マスターもクラウディオも、ふたりの奇妙なやりとりに眉をしかめる。おいてけぼりでは有るが、月乃がどうやら特殊な権限を持つ立場であることは、これだけで察することが出来た。
しかしとても武術に長けているようにも、諜報に長けているようでもなさそうなのだ。腰に本をぶら下げて歩く姿は完全な素人にしか見えなかったというのに。
「ごちそうさまでした。ちょっとお手洗いお借りしますね」
クラウディオに観察の視線を向けられていたのを知っているのかいないのか、ティーカップを返した月乃は席を立つ。

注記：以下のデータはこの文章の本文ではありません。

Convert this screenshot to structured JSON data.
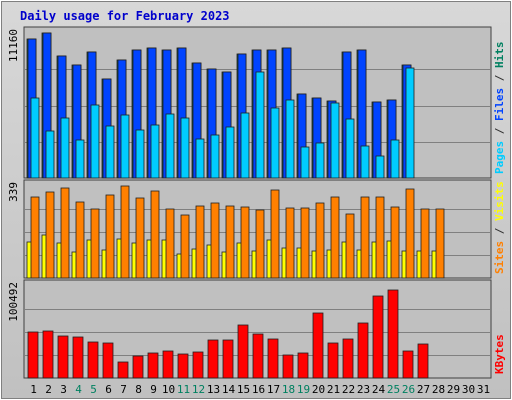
{
  "chart_data": {
    "title": "Daily usage for February 2023",
    "categories": [
      "1",
      "2",
      "3",
      "4",
      "5",
      "6",
      "7",
      "8",
      "9",
      "10",
      "11",
      "12",
      "13",
      "14",
      "15",
      "16",
      "17",
      "18",
      "19",
      "20",
      "21",
      "22",
      "23",
      "24",
      "25",
      "26",
      "27",
      "28",
      "29",
      "30",
      "31"
    ],
    "weekend_days": [
      "4",
      "5",
      "11",
      "12",
      "18",
      "19",
      "25",
      "26"
    ],
    "colors": {
      "weekday_label": "#000000",
      "weekend_label": "#008060",
      "background": "#c0c0c0",
      "grid": "#808080",
      "title": "#0000cc"
    },
    "panels": [
      {
        "type": "bar",
        "scale_label": "11160",
        "ylim": [
          0,
          11160
        ],
        "legend": [
          {
            "text": "Pages",
            "color": "#00ccff"
          },
          {
            "text": " / ",
            "color": "#333333"
          },
          {
            "text": "Files",
            "color": "#0044ff"
          },
          {
            "text": " / ",
            "color": "#333333"
          },
          {
            "text": "Hits",
            "color": "#008060"
          }
        ],
        "series": [
          {
            "key": "hits",
            "color": "#008060",
            "values": [
              10670,
              11160,
              9380,
              8730,
              9730,
              7630,
              9080,
              9880,
              9980,
              9880,
              9980,
              8880,
              8380,
              8120,
              9580,
              9830,
              9830,
              9980,
              6480,
              6160,
              5930,
              9680,
              9830,
              5830,
              6030,
              8730,
              0,
              0,
              0,
              0,
              0
            ]
          },
          {
            "key": "files",
            "color": "#0044ff",
            "values": [
              10670,
              11160,
              9380,
              8730,
              9730,
              7630,
              9080,
              9880,
              9980,
              9880,
              9980,
              8880,
              8380,
              8120,
              9580,
              9830,
              9830,
              9980,
              6480,
              6160,
              5930,
              9680,
              9830,
              5830,
              6030,
              8730,
              0,
              0,
              0,
              0,
              0
            ]
          },
          {
            "key": "pages",
            "color": "#00ccff",
            "values": [
              6190,
              3590,
              4640,
              2890,
              5640,
              4020,
              4850,
              3730,
              4100,
              4920,
              4640,
              2990,
              3330,
              3960,
              4990,
              8180,
              5400,
              6010,
              2390,
              2690,
              5740,
              4570,
              2440,
              1670,
              2950,
              8500,
              0,
              0,
              0,
              0,
              0
            ]
          }
        ]
      },
      {
        "type": "bar",
        "scale_label": "339",
        "ylim": [
          0,
          339
        ],
        "legend": [
          {
            "text": "Sites",
            "color": "#ff8000"
          },
          {
            "text": " / ",
            "color": "#333333"
          },
          {
            "text": "Visits",
            "color": "#ffff00"
          }
        ],
        "series": [
          {
            "key": "visits",
            "color": "#ffff00",
            "values": [
              132,
              158,
              128,
              95,
              140,
              105,
              144,
              130,
              140,
              140,
              88,
              108,
              120,
              95,
              130,
              100,
              140,
              110,
              110,
              98,
              105,
              132,
              105,
              132,
              136,
              100,
              100,
              100,
              0,
              0,
              0
            ]
          },
          {
            "key": "sites",
            "color": "#ff8000",
            "values": [
              299,
              316,
              330,
              279,
              255,
              304,
              339,
              295,
              319,
              255,
              231,
              267,
              277,
              267,
              262,
              252,
              323,
              257,
              257,
              276,
              298,
              237,
              299,
              300,
              263,
              329,
              253,
              253,
              0,
              0,
              0
            ]
          }
        ]
      },
      {
        "type": "bar",
        "scale_label": "100492",
        "ylim": [
          0,
          100492
        ],
        "legend": [
          {
            "text": "KBytes",
            "color": "#ff0000"
          }
        ],
        "series": [
          {
            "key": "kbytes",
            "color": "#ff0000",
            "values": [
              50000,
              51000,
              46000,
              45000,
              39000,
              38000,
              18000,
              24000,
              27000,
              29000,
              26000,
              28000,
              41000,
              42000,
              58000,
              48000,
              43000,
              25000,
              27000,
              71000,
              38000,
              43000,
              60000,
              90000,
              96000,
              29000,
              37000,
              0,
              0,
              0,
              0
            ]
          }
        ]
      }
    ]
  }
}
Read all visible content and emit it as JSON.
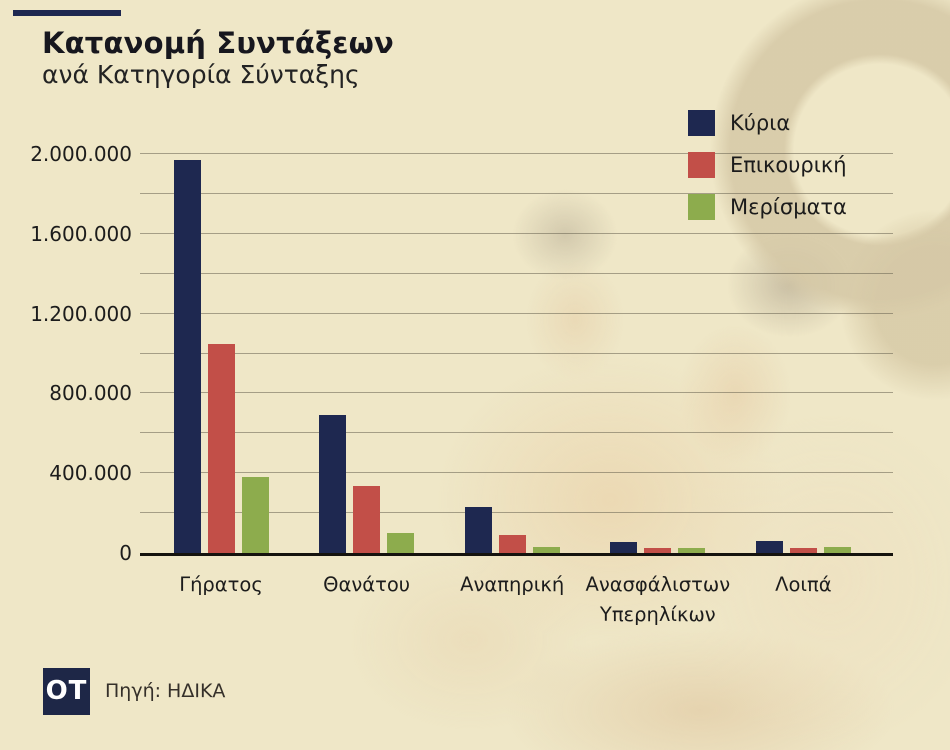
{
  "page": {
    "background_color": "#efe7c7",
    "accent_color": "#1e2850",
    "title": "Κατανομή Συντάξεων",
    "subtitle": "ανά Κατηγορία Σύνταξης"
  },
  "footer": {
    "logo_text": "OT",
    "logo_color": "#1e2747",
    "source_label": "Πηγή: ΗΔΙΚΑ"
  },
  "chart_data": {
    "type": "bar",
    "title": "Κατανομή Συντάξεων ανά Κατηγορία Σύνταξης",
    "categories": [
      "Γήρατος",
      "Θανάτου",
      "Αναπηρική",
      "Ανασφάλιστων Υπερηλίκων",
      "Λοιπά"
    ],
    "series": [
      {
        "name": "Κύρια",
        "color": "#1e2850",
        "values": [
          1970000,
          690000,
          230000,
          55000,
          60000
        ]
      },
      {
        "name": "Επικουρική",
        "color": "#c24f48",
        "values": [
          1050000,
          335000,
          90000,
          27000,
          27000
        ]
      },
      {
        "name": "Μερίσματα",
        "color": "#8dac4d",
        "values": [
          380000,
          100000,
          32000,
          24000,
          29000
        ]
      }
    ],
    "ylim": [
      0,
      2000000
    ],
    "y_tick_values": [
      0,
      400000,
      800000,
      1200000,
      1600000,
      2000000
    ],
    "y_ticks": [
      "0",
      "400.000",
      "800.000",
      "1.200.000",
      "1.600.000",
      "2.000.000"
    ],
    "gridline_step": 200000,
    "grid": true,
    "legend_position": "top-right",
    "xlabel": "",
    "ylabel": ""
  }
}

WCと書かれた扉が閉じたとき、クラウディオは入口側から嫌なプレッシャーを感じた。それと同時にそこから飛び退くが、それはもうほぼ無意識で反射的だった。その直後、頑丈な扉が吹っ飛び壁に突き刺さる。店の中はその一瞬で客のほとんどが臨戦態勢をとった。
客の多くが鉄火の間をくぐり抜けた猛者である。態度のデカい半グレが乱暴に来店した程度で「ジャック・ポット」の扉は吹き飛ばない。異様な状況に全員が警戒する。
クラウディオもすっかり風通しの良くなった入り口を睨みつけたまま身構えた。